Here is an excerpt from the relevant chapter: “The early decades of the 21st century were a grim time which are now known as the New Dark Age.

“Back in those barbaric and cruel days animals were held captive before being murdered on an industrial scale to be eaten, when healthy alternative dietary options were available. Those that were not eaten were humiliated and described as ‘pets.’

“In this age of ignorance and misunderstanding, people deemed to have committed misdemeanours were locked up and held in grisly confinement, sometimes not for anything they did, but for something they said. In extremis, the confinement could last for the whole of their lives, whereas now, of course, we recognise that those who fail to conform to our rules are mentally ill and they receive effective drug treatment on prescription.

Privileged

“There was systematic destruction of the environment and the masses lived in a state of permanent brainwashing, their minds seized by a sinister worldwide phenomenon dubbed the internet which dispensed daily doses of evil while acting as a cover for a mass surveillance operation. This state of affairs was to continue until the famous Cyber Wars of the 2040s brought liberation and people rediscovered books and turned to the ways of Greta The Great.

“Governance was through so-called politics, a childish game of wilful bigotry in which contrariness and disagreement was a policy. In these strange times leaders were chosen primarily for qualities of buffoonery.

“Medical standards were primitive and there were many unnecessary deaths, even among those prepared to wait long enough to get treatment.

“In 2020 chickens came to roost when years of globalisation and free and easy travel inevitably brought with it globalisation of disease.

“While some meanly protected their comfortable and privileged lifestyles through protectionist cartels, untold millions lived lives blighted by poverty and privation.

“Today little documentary evidence survives to tell us how people back in the 2020s lived or thought. It is believed that trillions of photographic images were indeed taken at the time, and there were trillions of electronic communications between individuals, but everything was deleted, or lost when folk upgraded what was described as ‘hardware.’

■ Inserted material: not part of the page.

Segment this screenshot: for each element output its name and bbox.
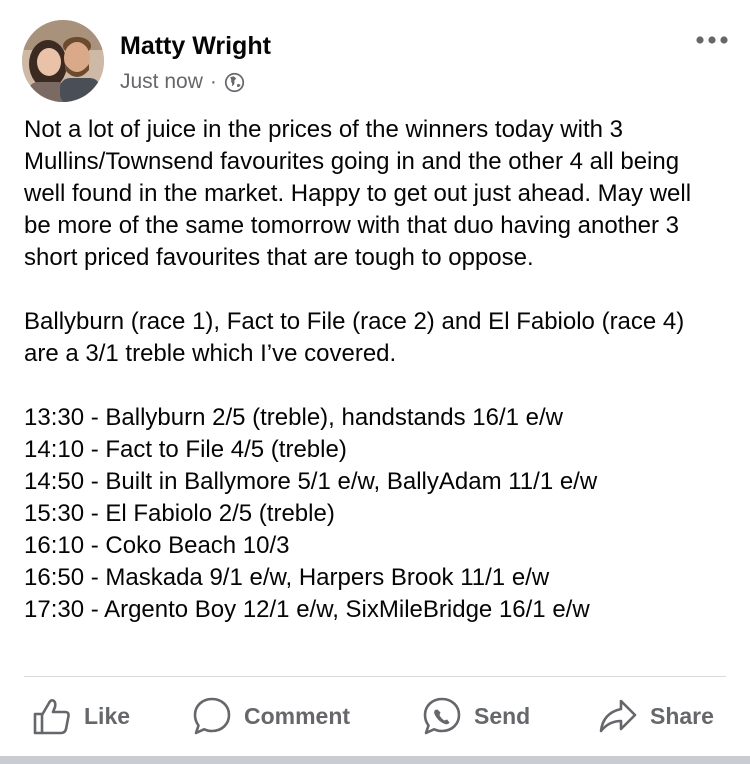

“On knowledge relies on a few oil-on-canvas paintings from those days, and from the mouths of those who endured those times who are still alive, all of whom now well over 100, and in our better and more enlightened world are like strange foreigners, cave dwellers brought out into the light.

“Now and again modern historians attempt to interview them, but usually recoil, aghast, as their views are too shocking for any right thinking society.”